As if by divine appointment, a woman named Judy Townsend joined the Living Alternatives staff. Post-abortive herself, Townsend had attended a healing retreat called Deeper Still.
As it turned out, Deeper Still was offering a training seminar at its headquarters in Knoxville, Tennessee in April 2013. Around seven Living Alternatives staff members attended the training and left with a strong sense that God wanted them to start a chapter in central Illinois.
Because Townsend was the only one on staff who had participated in a full Deeper Still retreat, she asked Haynes if she would go on a retreat as a participant as well.
“At the time I was thinking, ‘I don’t need to go, I’m totally healed, but I guess it would be a good idea for me to attend as a participant, especially if we’re going to start a chapter in Illinois,’” Haynes said.

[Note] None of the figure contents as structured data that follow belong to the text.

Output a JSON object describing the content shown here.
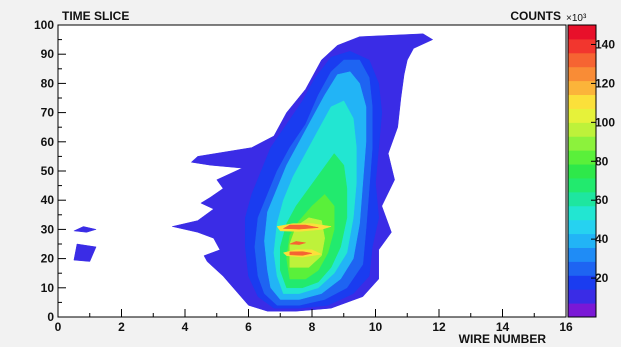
{
  "chart_data": {
    "type": "heatmap",
    "title": "TIME SLICE",
    "xlabel": "WIRE NUMBER",
    "ylabel": "",
    "colorbar_label": "COUNTS",
    "colorbar_multiplier": "×10³",
    "xlim": [
      0,
      16
    ],
    "ylim": [
      0,
      100
    ],
    "xticks": [
      "0",
      "2",
      "4",
      "6",
      "8",
      "10",
      "12",
      "14",
      "16"
    ],
    "yticks": [
      "0",
      "10",
      "20",
      "30",
      "40",
      "50",
      "60",
      "70",
      "80",
      "90",
      "100"
    ],
    "colorbar_ticks": [
      "20",
      "40",
      "60",
      "80",
      "100",
      "120",
      "140"
    ],
    "zlim": [
      0,
      150
    ],
    "grid": false,
    "colorscale": [
      "#7a18d6",
      "#3a2ce6",
      "#1a3cf0",
      "#1e64f2",
      "#1f8cf6",
      "#22b4f6",
      "#26d2f0",
      "#22e6d2",
      "#1ee6a0",
      "#22ea6e",
      "#2ee84a",
      "#5af03a",
      "#8cf23c",
      "#bef23a",
      "#e6f23a",
      "#fbe03a",
      "#fbb43a",
      "#f98c36",
      "#f66432",
      "#f2362e",
      "#e8102a"
    ],
    "regions": [
      {
        "level": 1,
        "points": [
          [
            6.6,
            2
          ],
          [
            7.5,
            2
          ],
          [
            8.6,
            3
          ],
          [
            9.6,
            7
          ],
          [
            10.1,
            13
          ],
          [
            10.1,
            23
          ],
          [
            10.5,
            29
          ],
          [
            10.2,
            38
          ],
          [
            10.6,
            47
          ],
          [
            10.4,
            56
          ],
          [
            10.7,
            65
          ],
          [
            10.8,
            75
          ],
          [
            10.9,
            83
          ],
          [
            11.0,
            88
          ],
          [
            11.2,
            92
          ],
          [
            11.8,
            95
          ],
          [
            11.5,
            97
          ],
          [
            9.5,
            96
          ],
          [
            8.8,
            93
          ],
          [
            8.3,
            88
          ],
          [
            7.8,
            78
          ],
          [
            7.2,
            70
          ],
          [
            6.8,
            62
          ],
          [
            6.1,
            58
          ],
          [
            4.4,
            55
          ],
          [
            4.2,
            53
          ],
          [
            4.8,
            52
          ],
          [
            5.8,
            51
          ],
          [
            5.0,
            47
          ],
          [
            5.2,
            44
          ],
          [
            4.8,
            41
          ],
          [
            4.5,
            39
          ],
          [
            4.9,
            37
          ],
          [
            4.4,
            33
          ],
          [
            3.6,
            31
          ],
          [
            4.4,
            29
          ],
          [
            4.9,
            27
          ],
          [
            5.1,
            23
          ],
          [
            4.6,
            21
          ],
          [
            4.7,
            19
          ],
          [
            4.9,
            17
          ],
          [
            5.2,
            14
          ],
          [
            5.6,
            9
          ],
          [
            6.0,
            4
          ]
        ]
      },
      {
        "level": 1,
        "points": [
          [
            1.2,
            30
          ],
          [
            0.8,
            31
          ],
          [
            0.5,
            29.5
          ],
          [
            0.9,
            29
          ]
        ]
      },
      {
        "level": 1,
        "points": [
          [
            1.2,
            24
          ],
          [
            0.6,
            25
          ],
          [
            0.5,
            19.5
          ],
          [
            1.0,
            19
          ]
        ]
      },
      {
        "level": 2,
        "points": [
          [
            6.8,
            3
          ],
          [
            7.6,
            3
          ],
          [
            8.5,
            4
          ],
          [
            9.3,
            8
          ],
          [
            9.8,
            14
          ],
          [
            9.9,
            24
          ],
          [
            10.1,
            34
          ],
          [
            10.0,
            46
          ],
          [
            10.1,
            58
          ],
          [
            10.2,
            70
          ],
          [
            10.1,
            80
          ],
          [
            9.8,
            88
          ],
          [
            9.2,
            91
          ],
          [
            8.6,
            89
          ],
          [
            8.1,
            82
          ],
          [
            7.7,
            74
          ],
          [
            7.2,
            66
          ],
          [
            6.7,
            58
          ],
          [
            6.4,
            50
          ],
          [
            6.1,
            42
          ],
          [
            5.9,
            34
          ],
          [
            5.9,
            24
          ],
          [
            6.0,
            14
          ],
          [
            6.3,
            7
          ]
        ]
      },
      {
        "level": 3,
        "points": [
          [
            6.9,
            4
          ],
          [
            7.6,
            4
          ],
          [
            8.4,
            6
          ],
          [
            9.1,
            10
          ],
          [
            9.6,
            18
          ],
          [
            9.7,
            30
          ],
          [
            9.8,
            44
          ],
          [
            9.9,
            58
          ],
          [
            9.9,
            72
          ],
          [
            9.8,
            82
          ],
          [
            9.5,
            88
          ],
          [
            9.0,
            88
          ],
          [
            8.6,
            84
          ],
          [
            8.2,
            76
          ],
          [
            7.8,
            66
          ],
          [
            7.3,
            58
          ],
          [
            6.9,
            50
          ],
          [
            6.6,
            42
          ],
          [
            6.3,
            34
          ],
          [
            6.2,
            24
          ],
          [
            6.3,
            14
          ],
          [
            6.5,
            8
          ]
        ]
      },
      {
        "level": 5,
        "points": [
          [
            7.0,
            6
          ],
          [
            7.6,
            6
          ],
          [
            8.3,
            8
          ],
          [
            8.9,
            13
          ],
          [
            9.3,
            20
          ],
          [
            9.5,
            32
          ],
          [
            9.6,
            46
          ],
          [
            9.7,
            60
          ],
          [
            9.7,
            72
          ],
          [
            9.5,
            80
          ],
          [
            9.2,
            84
          ],
          [
            8.8,
            83
          ],
          [
            8.4,
            76
          ],
          [
            8.0,
            68
          ],
          [
            7.6,
            60
          ],
          [
            7.2,
            52
          ],
          [
            6.9,
            44
          ],
          [
            6.6,
            36
          ],
          [
            6.5,
            26
          ],
          [
            6.6,
            16
          ],
          [
            6.7,
            10
          ]
        ]
      },
      {
        "level": 7,
        "points": [
          [
            7.1,
            8
          ],
          [
            7.6,
            8
          ],
          [
            8.2,
            10
          ],
          [
            8.7,
            15
          ],
          [
            9.1,
            22
          ],
          [
            9.3,
            34
          ],
          [
            9.4,
            46
          ],
          [
            9.4,
            58
          ],
          [
            9.3,
            68
          ],
          [
            9.0,
            74
          ],
          [
            8.6,
            72
          ],
          [
            8.2,
            64
          ],
          [
            7.8,
            56
          ],
          [
            7.4,
            48
          ],
          [
            7.1,
            40
          ],
          [
            6.9,
            32
          ],
          [
            6.8,
            22
          ],
          [
            6.9,
            14
          ]
        ]
      },
      {
        "level": 9,
        "points": [
          [
            7.2,
            10
          ],
          [
            7.7,
            10
          ],
          [
            8.2,
            12
          ],
          [
            8.6,
            17
          ],
          [
            8.9,
            24
          ],
          [
            9.1,
            34
          ],
          [
            9.1,
            44
          ],
          [
            9.0,
            52
          ],
          [
            8.7,
            56
          ],
          [
            8.3,
            50
          ],
          [
            7.9,
            44
          ],
          [
            7.5,
            38
          ],
          [
            7.2,
            32
          ],
          [
            7.0,
            24
          ],
          [
            7.0,
            16
          ]
        ]
      },
      {
        "level": 11,
        "points": [
          [
            7.3,
            13
          ],
          [
            7.8,
            13
          ],
          [
            8.2,
            16
          ],
          [
            8.5,
            22
          ],
          [
            8.7,
            30
          ],
          [
            8.7,
            38
          ],
          [
            8.4,
            42
          ],
          [
            8.0,
            38
          ],
          [
            7.6,
            33
          ],
          [
            7.3,
            28
          ],
          [
            7.2,
            20
          ]
        ]
      },
      {
        "level": 13,
        "points": [
          [
            7.3,
            17
          ],
          [
            7.9,
            17
          ],
          [
            8.3,
            21
          ],
          [
            8.4,
            27
          ],
          [
            8.3,
            33
          ],
          [
            7.9,
            34
          ],
          [
            7.5,
            31
          ],
          [
            7.3,
            25
          ]
        ]
      },
      {
        "level": 15,
        "points": [
          [
            7.0,
            29.5
          ],
          [
            7.6,
            29.3
          ],
          [
            8.3,
            30
          ],
          [
            8.6,
            31
          ],
          [
            8.0,
            32
          ],
          [
            7.4,
            32
          ],
          [
            6.9,
            31
          ]
        ]
      },
      {
        "level": 15,
        "points": [
          [
            7.2,
            21
          ],
          [
            7.7,
            20.5
          ],
          [
            8.3,
            21.5
          ],
          [
            8.0,
            23
          ],
          [
            7.5,
            23
          ],
          [
            7.1,
            22
          ]
        ]
      },
      {
        "level": 18,
        "points": [
          [
            7.1,
            30.3
          ],
          [
            7.6,
            30.1
          ],
          [
            8.2,
            30.6
          ],
          [
            7.8,
            31.5
          ],
          [
            7.3,
            31.5
          ]
        ]
      },
      {
        "level": 18,
        "points": [
          [
            7.3,
            21.3
          ],
          [
            7.7,
            21.1
          ],
          [
            8.0,
            21.8
          ],
          [
            7.7,
            22.4
          ],
          [
            7.3,
            22.3
          ]
        ]
      },
      {
        "level": 18,
        "points": [
          [
            7.3,
            25.0
          ],
          [
            7.6,
            24.8
          ],
          [
            7.8,
            25.4
          ],
          [
            7.5,
            25.9
          ]
        ]
      }
    ]
  }
}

Haynes registered to go to a Deeper Still retreat in Knoxville that October. Then, ten days before she left, her oldest brother took his life. Haynes felt emotionally drained in her grief when she arrived at the retreat, but she felt a supernatural peace from God as the leaders encouraged everyone on the retreat to rest and focus on their own healing.
“I had no idea what God had in store for me at my retreat,” Haynes said. “When I went, I did not just want to go as an observer. I thought ‘God, if you have something more for me as far as my healing, Lord, show me what it is,’ and He did. For the first time ever, I was able to grieve and reconcile emotionally and spiritually with my baby. Before, I had never thought about my baby—it was always the procedure and how traumatic it was. God let me understand that I had lost a baby.”
Townsend and Haynes were among the group that began the Deeper Still Central Illinois chapter, which had its first retreat in April 2014. Now, they have retreats twice a year in April and October, and over 100 women and men have attended, with over 170 unborn children memorialized.
Deeper Still leaders from all across the U.S gather for a leadership conference. | Photo Courtesy: Laurie Haynes
Haynes encourages anyone who has had an abortion in their past to come to a healing retreat.
“On a scale of 1 to 10, before my retreat I would’ve marked myself as a 10 for healing,” she said. “I thought I was completely healed but God always wants to take us deeper—deeper into intimacy with Him, deeper in our healing, deeper in our knowledge of how much He loves us.”